Now, I don't think our buildings and our hotels want to hear that, but the reality is that's an easy way to go in and start to sharpen your pencils a little bit and possibly remove some of the extras within food and beverage.

Q: How is PCMA, particularly now, pursuing new members?

A: We're continuing to do as we have always done. At PCMA, it's really not about being the biggest, it's about being the best, and our membership is the senior-level category. We look at various market segments that we think we can benefit from and we continue to plod through that and market to those segments.

For example, a great number of our members are responsible for the tradeshow component of their organizations' meetings. But yet, there are still a lot of convention management people that might not be affiliated with us, so that's an area that's available to us.

Q: How are you reaching out internationally?

A: It's very interesting. We are a little different than the other industry organizations currently that I have been observing, because we're not about growing membership internationally necessarily.

We're not turning away members internationally, but we're not about building chapters around the world. What we are about is providing education for our members who host meetings outside of U.S. borders to be the most professional. Give them the tools, give them the information (and) connect them to the sites that will help them be more professional when leaving the borders.

Q: How is PCMA attracting youth into the industry?

A: We probably have – oddly enough because our membership is generally comprised of the senior-level individuals within the industry – one of the strongest student chapter programs in the industry ... if not the strongest.
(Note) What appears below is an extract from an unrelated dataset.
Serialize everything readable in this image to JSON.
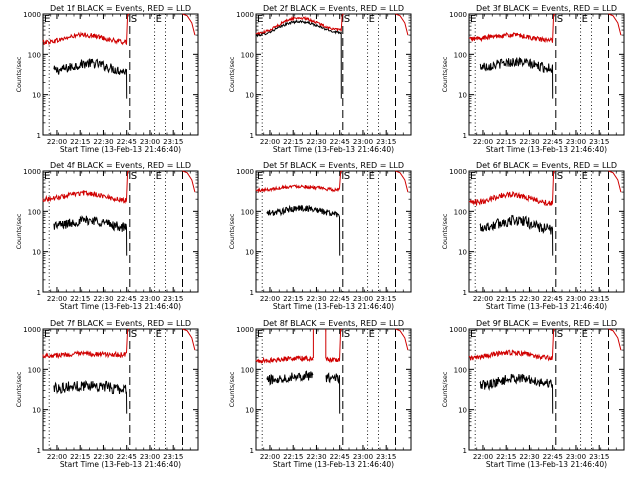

We reach out and provide education, such as online tools, for students. We also bridge the gap. After they graduate, if they stay as a student member with us, they can continue to do that for three-plus years, as long as they don't drop the membership.

Q: How do you keep the students interested in the industry?
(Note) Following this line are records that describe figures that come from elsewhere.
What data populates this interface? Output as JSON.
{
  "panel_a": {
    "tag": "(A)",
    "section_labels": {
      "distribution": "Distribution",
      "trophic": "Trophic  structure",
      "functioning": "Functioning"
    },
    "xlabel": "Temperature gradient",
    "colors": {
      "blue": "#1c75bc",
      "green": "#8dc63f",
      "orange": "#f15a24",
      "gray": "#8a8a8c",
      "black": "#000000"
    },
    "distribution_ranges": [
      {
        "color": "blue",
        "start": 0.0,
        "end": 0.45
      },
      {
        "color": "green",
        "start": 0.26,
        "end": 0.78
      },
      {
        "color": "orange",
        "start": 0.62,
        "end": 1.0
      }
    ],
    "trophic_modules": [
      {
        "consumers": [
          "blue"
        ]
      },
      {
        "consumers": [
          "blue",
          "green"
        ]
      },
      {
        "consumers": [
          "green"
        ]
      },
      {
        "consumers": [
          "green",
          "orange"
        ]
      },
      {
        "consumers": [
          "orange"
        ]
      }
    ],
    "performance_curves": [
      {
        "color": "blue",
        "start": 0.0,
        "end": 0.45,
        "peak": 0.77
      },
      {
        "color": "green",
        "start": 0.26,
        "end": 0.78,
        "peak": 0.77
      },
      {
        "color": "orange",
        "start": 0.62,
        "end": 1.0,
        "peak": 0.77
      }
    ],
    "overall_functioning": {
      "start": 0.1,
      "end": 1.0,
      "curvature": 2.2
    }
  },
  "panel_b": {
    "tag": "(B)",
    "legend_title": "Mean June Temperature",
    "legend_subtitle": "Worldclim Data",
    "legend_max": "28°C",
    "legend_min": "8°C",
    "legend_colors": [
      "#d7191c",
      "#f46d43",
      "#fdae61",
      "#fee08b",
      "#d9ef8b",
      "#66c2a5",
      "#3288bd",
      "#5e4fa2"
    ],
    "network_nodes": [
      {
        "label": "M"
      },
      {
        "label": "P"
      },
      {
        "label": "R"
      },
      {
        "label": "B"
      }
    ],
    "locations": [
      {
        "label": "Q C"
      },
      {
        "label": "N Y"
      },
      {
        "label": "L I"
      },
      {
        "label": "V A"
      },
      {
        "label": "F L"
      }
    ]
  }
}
A: I think one of the things that is unknown – and we have not as an industry done a very good job of promoting – is what an exciting, broad industry this is.
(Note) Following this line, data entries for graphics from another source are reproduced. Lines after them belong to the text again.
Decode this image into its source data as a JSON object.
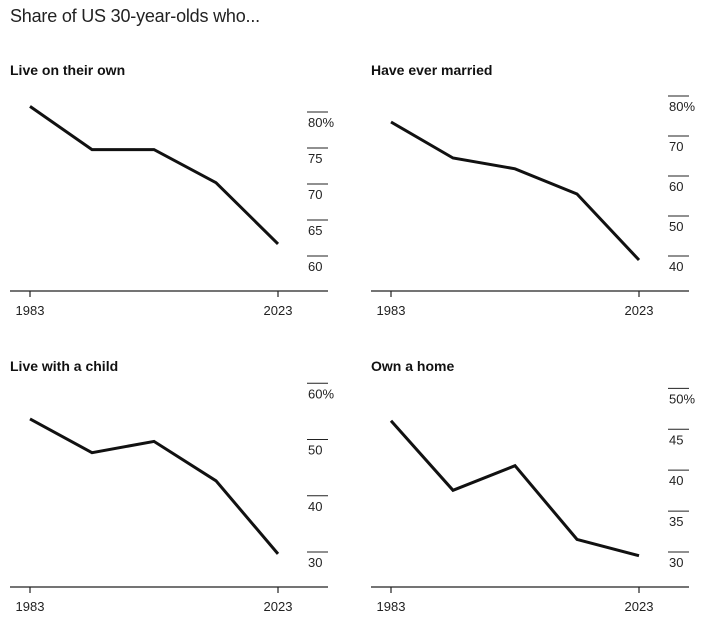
{
  "title": "Share of US 30-year-olds who...",
  "chart_data": [
    {
      "type": "line",
      "title": "Live on their own",
      "x": [
        1983,
        1993,
        2003,
        2013,
        2023
      ],
      "values": [
        83.0,
        77.0,
        77.0,
        72.4,
        63.9
      ],
      "ylim": [
        60,
        85
      ],
      "y_ticks": [
        60,
        65,
        70,
        75,
        80
      ],
      "y_tick_labels": [
        "60",
        "65",
        "70",
        "75",
        "80%"
      ],
      "x_tick_labels": [
        "1983",
        "2023"
      ],
      "line_color": "#111111"
    },
    {
      "type": "line",
      "title": "Have ever married",
      "x": [
        1983,
        1993,
        2003,
        2013,
        2023
      ],
      "values": [
        77.5,
        68.5,
        65.8,
        59.5,
        43.0
      ],
      "ylim": [
        40,
        85
      ],
      "y_ticks": [
        40,
        50,
        60,
        70,
        80
      ],
      "y_tick_labels": [
        "40",
        "50",
        "60",
        "70",
        "80%"
      ],
      "x_tick_labels": [
        "1983",
        "2023"
      ],
      "line_color": "#111111"
    },
    {
      "type": "line",
      "title": "Live with a child",
      "x": [
        1983,
        1993,
        2003,
        2013,
        2023
      ],
      "values": [
        56.5,
        50.5,
        52.5,
        45.5,
        32.5
      ],
      "ylim": [
        30,
        62
      ],
      "y_ticks": [
        30,
        40,
        50,
        60
      ],
      "y_tick_labels": [
        "30",
        "40",
        "50",
        "60%"
      ],
      "x_tick_labels": [
        "1983",
        "2023"
      ],
      "line_color": "#111111"
    },
    {
      "type": "line",
      "title": "Own a home",
      "x": [
        1983,
        1993,
        2003,
        2013,
        2023
      ],
      "values": [
        48.0,
        39.5,
        42.5,
        33.5,
        31.5
      ],
      "ylim": [
        30,
        52
      ],
      "y_ticks": [
        30,
        35,
        40,
        45,
        50
      ],
      "y_tick_labels": [
        "30",
        "35",
        "40",
        "45",
        "50%"
      ],
      "x_tick_labels": [
        "1983",
        "2023"
      ],
      "line_color": "#111111"
    }
  ]
}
I think that I'm a perfect example of someone who evolved through the hospitality industry. I started with the airlines. I went from there to a hotel position. From a hotel position, I went (from) an onsite hotel position to a regional office. From there, I went to a convention bureau, and from there, I went to an association. All of that's available.

There (are) links and you can see how it all comes together, but we've never marketed it as broad as it can be.

Q: How has the role of technology evolved in convention planners' lives?

A: You can either be in control or out of control with technology. It can either work for you or you work for it. I think there have been magnificent tools created to help us be more efficient and professional and move faster within the industry.

But, you can also get bogged down in this and that, ... (and) face-to-face relationship building is also still critical. I don't believe technology is going to take over what we do, it's just there to help us to be better, faster and more efficient.

Q: You said at the 2007 annual meeting in Toronto that PCMA would not hold its annual meeting in a venue that didn't have certain green standards. How has that played out?

A: Beautifully. In fact, obviously, we had great opportunities (in 2008) in Seattle to work with the bureau and (the Washington State Convention & Trade Center) and to continue with our greening initiative.

It is written into our RFPs. There are minimum standards, and they are minimum I will tell you, as far as recycling and things of that nature that must, must be in place at any center that we go to or we won't consider them.

 

Deborah Sexton

Title: President and CEO, Professional Convention Management Assn.

Career path: Sales positions at the Coastal Hotel Group, Sonesta Intl. Hotels, the Hyatt Regency Chicago and the Midland Hotel, as well as headed up Sexton Hospitality Services before moving to the Chicago Convention & Tourism Bureau in 1994 and then PCMA in 2005.